La main de l’Aes Sedai se leva et le sol se déroba sous les pieds d’Aginor. Des flammes ronflantes montèrent de l’abîme, attisées follement par du vent soufflant en tempête de toutes les directions, aspirant un tourbillon de feuilles dans le feu qui donna l’impression de se solidifier en une gelée de chaleur pure, jaune de couleur et striée de rouge. Au centre se tenait Aginor, les pieds posés seulement sur de l’air. Le Réprouvé eut l’air surpris, mais alors il sourit et avança d’un pas, un pas lent comme si le feu tentait de le clouer sur place. Pourtant il fit un pas, puis un autre.
« Fuyez ! » ordonna Moiraine. Son visage était blême sous l’effet de la tension nerveuse. « Partez tous ! » Aginor marchait dans le vide, vers la lisière des flammes.
Rand eut conscience que d’autres bougeaient, Mat et Perrin s’éloignant précipitamment de son champ de vision, Loial emporté par ses longues jambes sous le couvert des arbres, mais il ne voyait réellement qu’Egwene. Elle restait là, rigide, le visage blême et les paupières closes. Ce n’est pas la peur qui la retenait, il s’en rendit compte. Elle s’efforçait d’opposer au Réprouvé son chétif, inexpert contrôle du Pouvoir.
Il la saisit rudement par le bras pour la tourner face à lui. « Cours ! » lui cria-t-il. Ses yeux s’ouvrirent, le fixèrent, étincelant de colère à son égard pour son intervention, brillant de haine envers Aginor, en même temps que de peur du Réprouvé. « Va-t’en, dit-il en la poussant vers les arbres, assez fort pour lui imprimer l’élan nécessaire. Vite ! » Une fois catapultée, elle continua sur cette lancée.
Mais le visage desséché d’Aginor virait vers lui, vers Egwene qui courait derrière lui, tandis que le Réprouvé traversait les flammes, comme si ce que faisait l’Aes Sedai ne le concernait nullement. Dans la direction d’Egwene.
« Pas elle ! hurla Rand. Que la Lumière vous brûle, pas elle ! » Il empoigna un caillou et le jeta avec l’intention d’attirer l’attention d’Aginor. À mi-chemin de la face du Réprouvé, le caillou se désintégra en une poignée de poussière.

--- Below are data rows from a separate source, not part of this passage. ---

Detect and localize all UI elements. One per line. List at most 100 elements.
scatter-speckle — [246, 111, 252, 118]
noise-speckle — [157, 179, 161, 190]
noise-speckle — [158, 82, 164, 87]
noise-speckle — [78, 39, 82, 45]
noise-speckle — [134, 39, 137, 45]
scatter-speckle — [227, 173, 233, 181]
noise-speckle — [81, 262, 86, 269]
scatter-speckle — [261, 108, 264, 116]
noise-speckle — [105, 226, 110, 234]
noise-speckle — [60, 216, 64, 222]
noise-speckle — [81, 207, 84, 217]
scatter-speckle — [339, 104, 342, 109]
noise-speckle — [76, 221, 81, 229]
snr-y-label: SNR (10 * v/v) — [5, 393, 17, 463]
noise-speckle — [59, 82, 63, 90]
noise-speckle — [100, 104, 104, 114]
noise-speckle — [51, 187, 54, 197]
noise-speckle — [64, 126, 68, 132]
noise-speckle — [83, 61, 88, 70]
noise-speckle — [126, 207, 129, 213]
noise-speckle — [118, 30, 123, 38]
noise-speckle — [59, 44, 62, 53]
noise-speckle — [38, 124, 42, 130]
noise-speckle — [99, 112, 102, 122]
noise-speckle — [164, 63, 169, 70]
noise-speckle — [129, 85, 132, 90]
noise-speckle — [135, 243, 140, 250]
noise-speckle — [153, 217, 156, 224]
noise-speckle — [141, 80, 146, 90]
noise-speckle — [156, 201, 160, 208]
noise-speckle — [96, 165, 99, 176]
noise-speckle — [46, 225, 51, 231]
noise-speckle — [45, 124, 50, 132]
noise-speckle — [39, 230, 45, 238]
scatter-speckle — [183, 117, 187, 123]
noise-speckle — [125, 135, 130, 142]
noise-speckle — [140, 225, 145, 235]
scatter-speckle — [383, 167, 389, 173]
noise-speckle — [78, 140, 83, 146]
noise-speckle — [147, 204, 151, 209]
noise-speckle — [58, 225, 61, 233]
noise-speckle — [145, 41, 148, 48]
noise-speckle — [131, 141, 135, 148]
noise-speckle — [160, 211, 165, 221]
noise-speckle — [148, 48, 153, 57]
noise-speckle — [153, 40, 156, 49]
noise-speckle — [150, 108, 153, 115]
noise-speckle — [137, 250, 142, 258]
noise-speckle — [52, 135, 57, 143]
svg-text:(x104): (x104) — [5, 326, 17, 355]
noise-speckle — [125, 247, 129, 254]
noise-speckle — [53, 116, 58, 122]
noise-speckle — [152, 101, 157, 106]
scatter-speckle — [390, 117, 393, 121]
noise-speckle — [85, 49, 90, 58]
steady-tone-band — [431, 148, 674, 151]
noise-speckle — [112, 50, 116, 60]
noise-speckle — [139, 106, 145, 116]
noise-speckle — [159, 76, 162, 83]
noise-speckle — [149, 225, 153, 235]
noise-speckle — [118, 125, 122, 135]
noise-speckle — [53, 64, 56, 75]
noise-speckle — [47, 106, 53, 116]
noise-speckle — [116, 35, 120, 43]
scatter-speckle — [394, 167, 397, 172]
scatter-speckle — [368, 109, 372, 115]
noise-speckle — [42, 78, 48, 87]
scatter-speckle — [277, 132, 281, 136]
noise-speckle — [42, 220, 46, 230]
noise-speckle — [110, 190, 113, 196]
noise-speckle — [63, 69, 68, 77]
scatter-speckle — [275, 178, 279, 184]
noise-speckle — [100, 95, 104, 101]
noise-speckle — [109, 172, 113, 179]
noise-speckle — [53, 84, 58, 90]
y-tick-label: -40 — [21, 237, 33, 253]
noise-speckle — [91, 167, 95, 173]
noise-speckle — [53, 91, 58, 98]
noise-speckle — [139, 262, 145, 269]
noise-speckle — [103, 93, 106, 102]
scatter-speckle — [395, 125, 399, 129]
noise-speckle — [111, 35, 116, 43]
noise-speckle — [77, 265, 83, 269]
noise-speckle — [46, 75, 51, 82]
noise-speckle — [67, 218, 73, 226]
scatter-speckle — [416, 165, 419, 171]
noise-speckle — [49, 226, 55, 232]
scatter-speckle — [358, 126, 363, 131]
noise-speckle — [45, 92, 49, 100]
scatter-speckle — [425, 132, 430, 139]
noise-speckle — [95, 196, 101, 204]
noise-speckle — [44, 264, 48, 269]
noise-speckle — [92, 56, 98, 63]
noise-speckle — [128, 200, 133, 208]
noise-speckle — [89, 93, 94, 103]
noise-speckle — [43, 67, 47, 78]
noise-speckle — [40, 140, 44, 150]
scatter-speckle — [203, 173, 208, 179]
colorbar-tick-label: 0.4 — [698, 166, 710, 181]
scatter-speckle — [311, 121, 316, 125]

Il n’hésita qu’un instant, juste assez pour lancer un coup d’œil par-dessus son épaule et voir qu’Egwene était dissimulée derrière les arbres. Les flammes entouraient encore Aginor, des morceaux de cape brûlaient à l’étouffée, mais il avançait comme s’il avait tout le temps du monde, et le pourtour du feu était proche. Rand pivota ses talons et s’enfuit Derrière lui, il entendit Moiraine commencer à crier.